I just shared my ‘about me’ on my community page, which I do every month, to let new members know my trauma history, where my understanding and empathy is from.
All the worst abuse in my life has come from those I trusted and loved and now I’ve had to add more to my trauma history.
To be spiritually abused by a pastor, aided by his wife, has been devastating. Of course, I should have been able to trust him, he was in a trusted position, trusted with counselling privilege all of which he abused, to abuse me, for his own narcissistic, earthly, abusive needs.
I have processed the whole situation and I see it with clarity and depth of understanding as to my unwell and vulnerable state last year and his narcissism, which God exposed.
I am secure in my understanding of all that occurred and why and also why it is so deeply painful.
But, having to ‘update’ my trauma/abuse history, brought about a sense of grieving that comes back in waves – as grieving does.
Grieving isn’t just a one time, ‘over it’ in a few months process. The painful waves of sadness, of gut wrenching distress, can happen at any time, and I know it’s grieving and I am compassionate with myself about this.
I know God needed me in this exposing of a wolf in sheep’s clothing and I am thankful to God this man was exposed and needed my strengths to deal with this and what an important task this was, to expose evil being done, with Satan using these people.
But, it doesn’t take the hurt away and I know God also has such compassion for me. I know it’s why God has provided me with such good support and such wise people in my life and a life where I have time and space to heal. God is so gracious and has such deep love and I feel that.
I know it will take more time to heal from this abuse.
People will think ‘isn’t she over that yet?’, will judge, but I am the one who was spiritually abused and groomed by a man I truly trusted and loved, who took from me what I wasn’t able to understand or stop, due to my vulnerable state.
Spiritual abuse, is known to many as emotional and spiritual rape, because they take what wasn’t theirs to take, and the victim isn’t able to stop them.
This whole situation has also included Satan playing his best hands leading up to the investigators coming to my home, to try to bring me own and stop me, and that has resulted in me being exhausted, in every way.
Spiritual abuse is evil and devastating to someone like me, who is spiritually aware of more than many, because I see the evil in this abuse and don’t want this to happen to anyone else, as more harm could and will be caused and any possible separating of a person from God, is not a risk anyone should be taking. If a leader can be used this easily for evil, then it should not be enabled again.
I have felt God’s healing in this, but I experienced feeling the full affects of this spiritual abuse, so I can relate to others and help others with it.

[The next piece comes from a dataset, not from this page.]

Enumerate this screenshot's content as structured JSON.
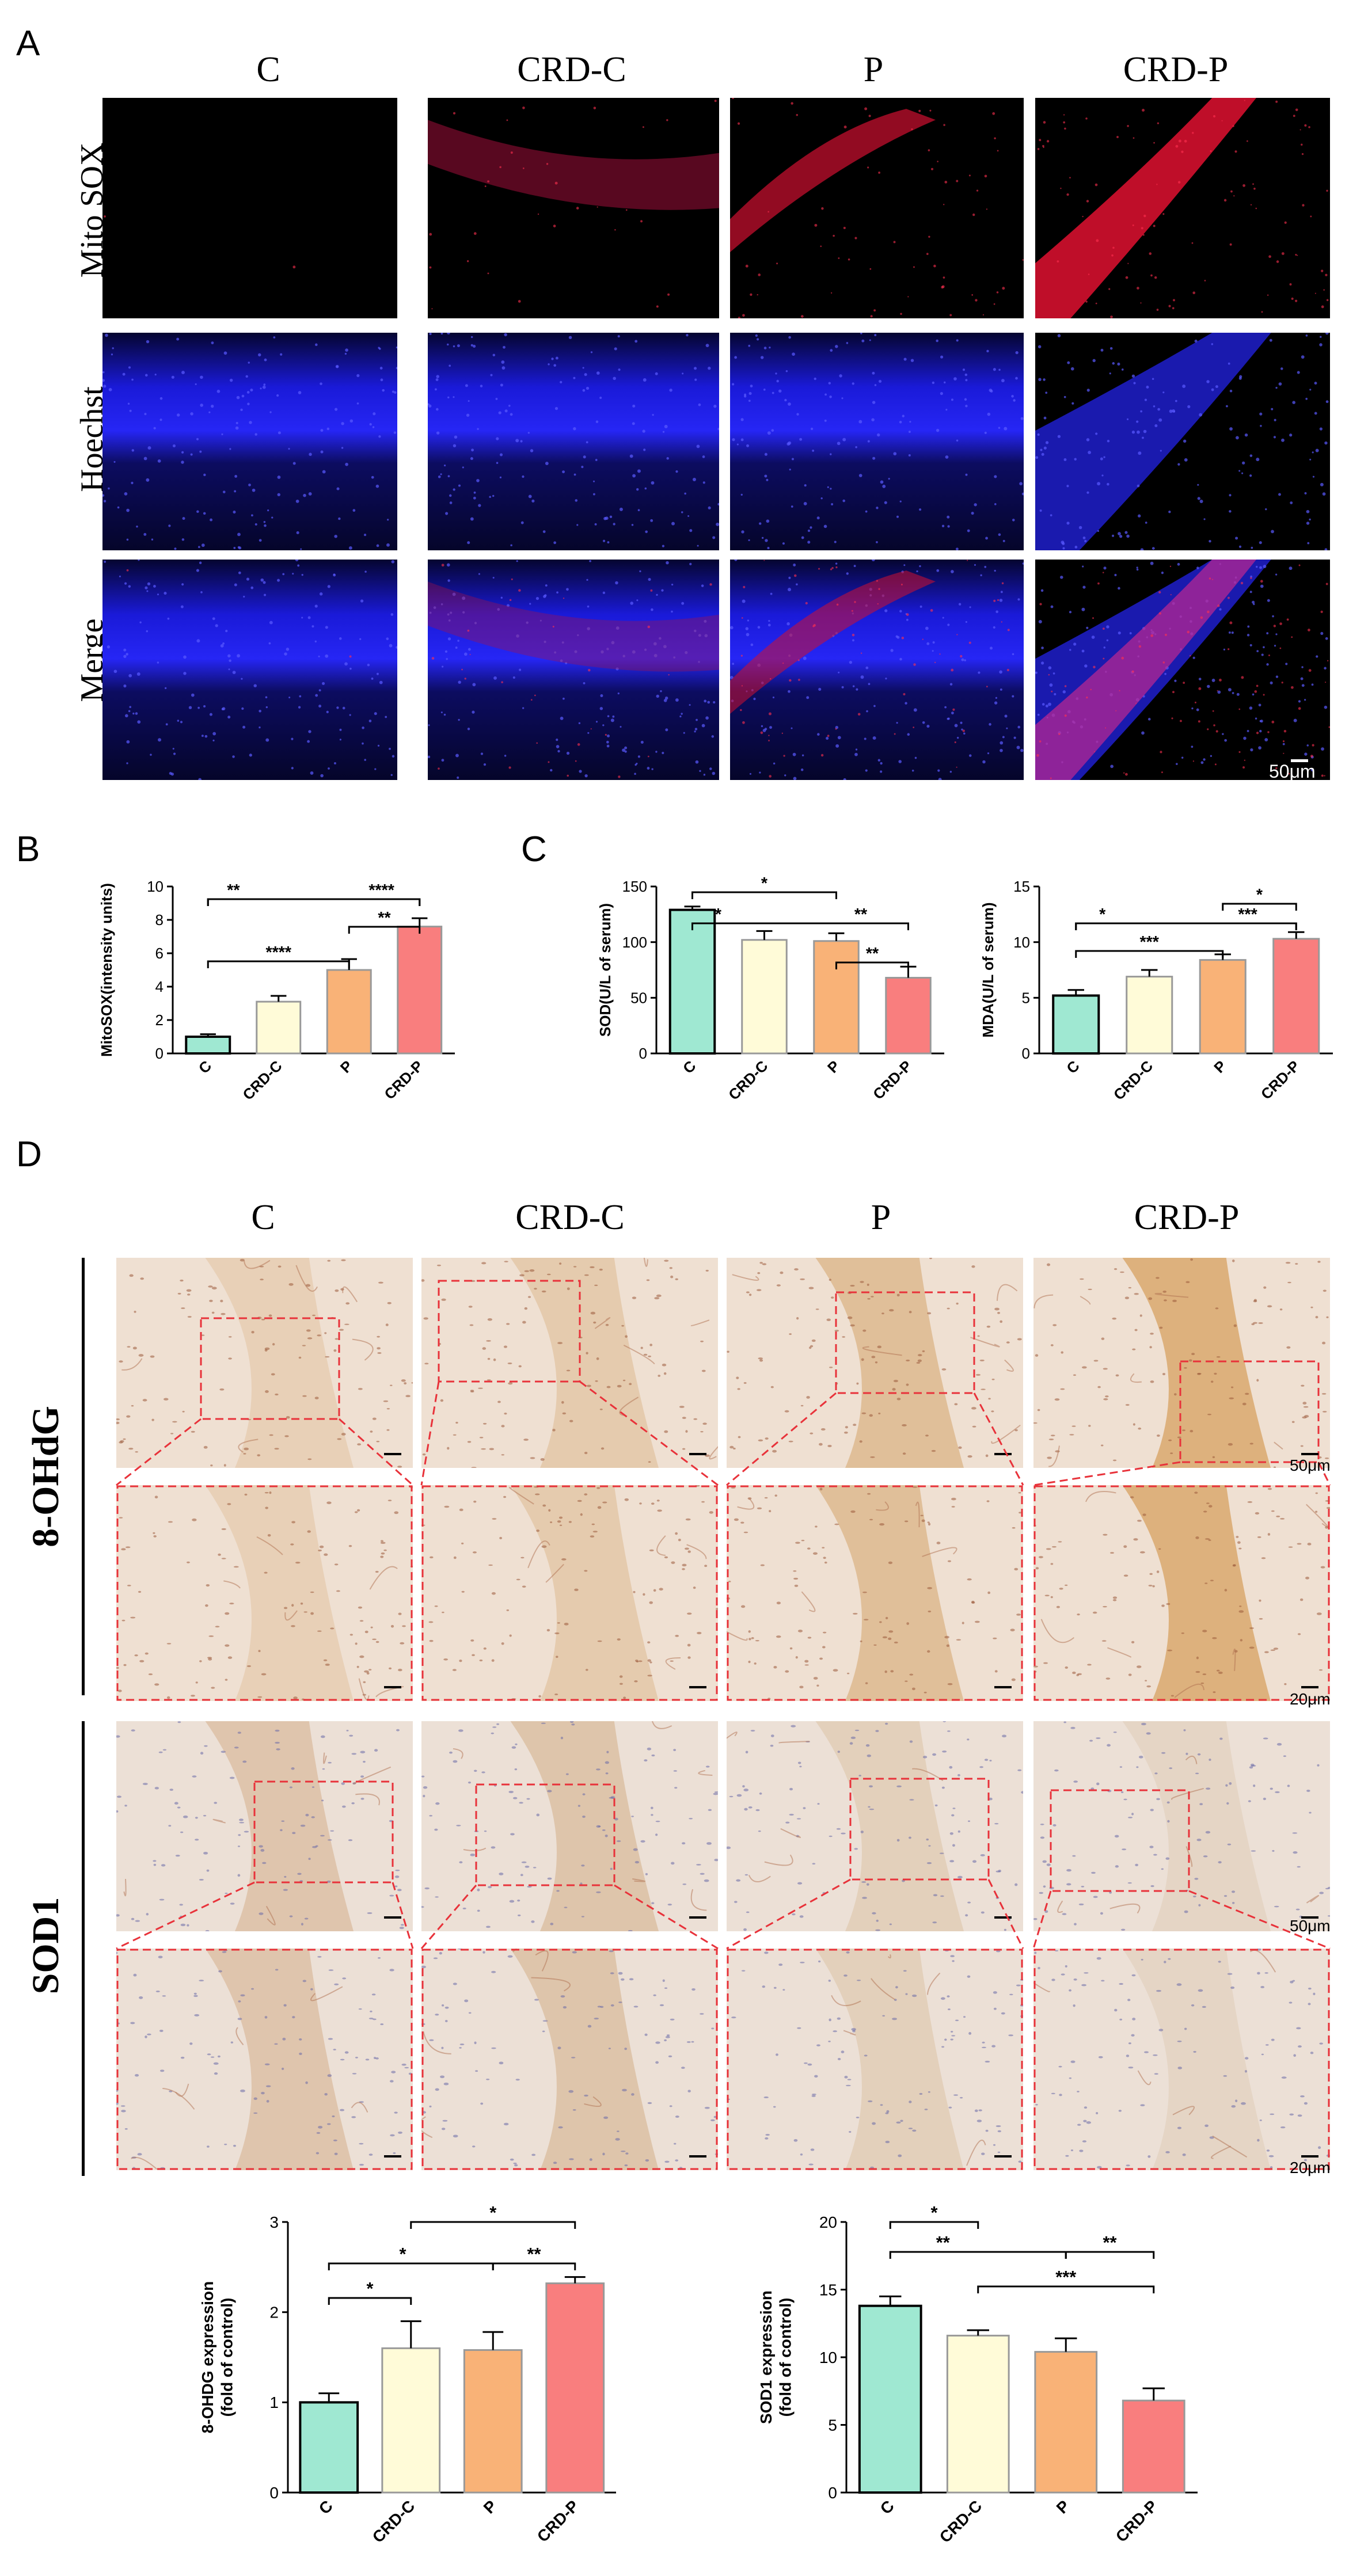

These were people who I wanted to be my brother and sister, people who I thought loves me, people in my life I thought I could trust, rely on, be my family and they were in my heart. I did trust them and I rarely trust people. I would have done anything for them, as I do for people in general, but even more so, for those in my heart.
I want to cry just writing this, as it’s painful when those waves of grieving, flood me with intense emotions.
I feel my emotions deeply, as with everything – I think deeply, I reflect deeply, I love deeply, I hurt deeply, I care deeply. I self reflect deeply, I reflect about others, life and humanity deeply and consider spiritual consequences deeply.
Spiritual abuse is evil at work and I have felt this deeply.
As with everything, the pain lessons over time, the raw wounds begin to heal – such is God’s love and grace – but the grieving can come back any time, in big waves of crushing emotional pain.
And the really sad part is, I am still grieving this loss in my life and the abuse, and yet they showed just how much they hate me, by all they have done last year with the spiritual abuse and this year in lying to me, lying about me, attacking me, creating a situation where I had to leave Church due to their lies, hurting my sons, my husband, and they absolutely no remorse, no guilt, no empathy, no love.
They are selling their souls to Satan, to protect their images and their jobs.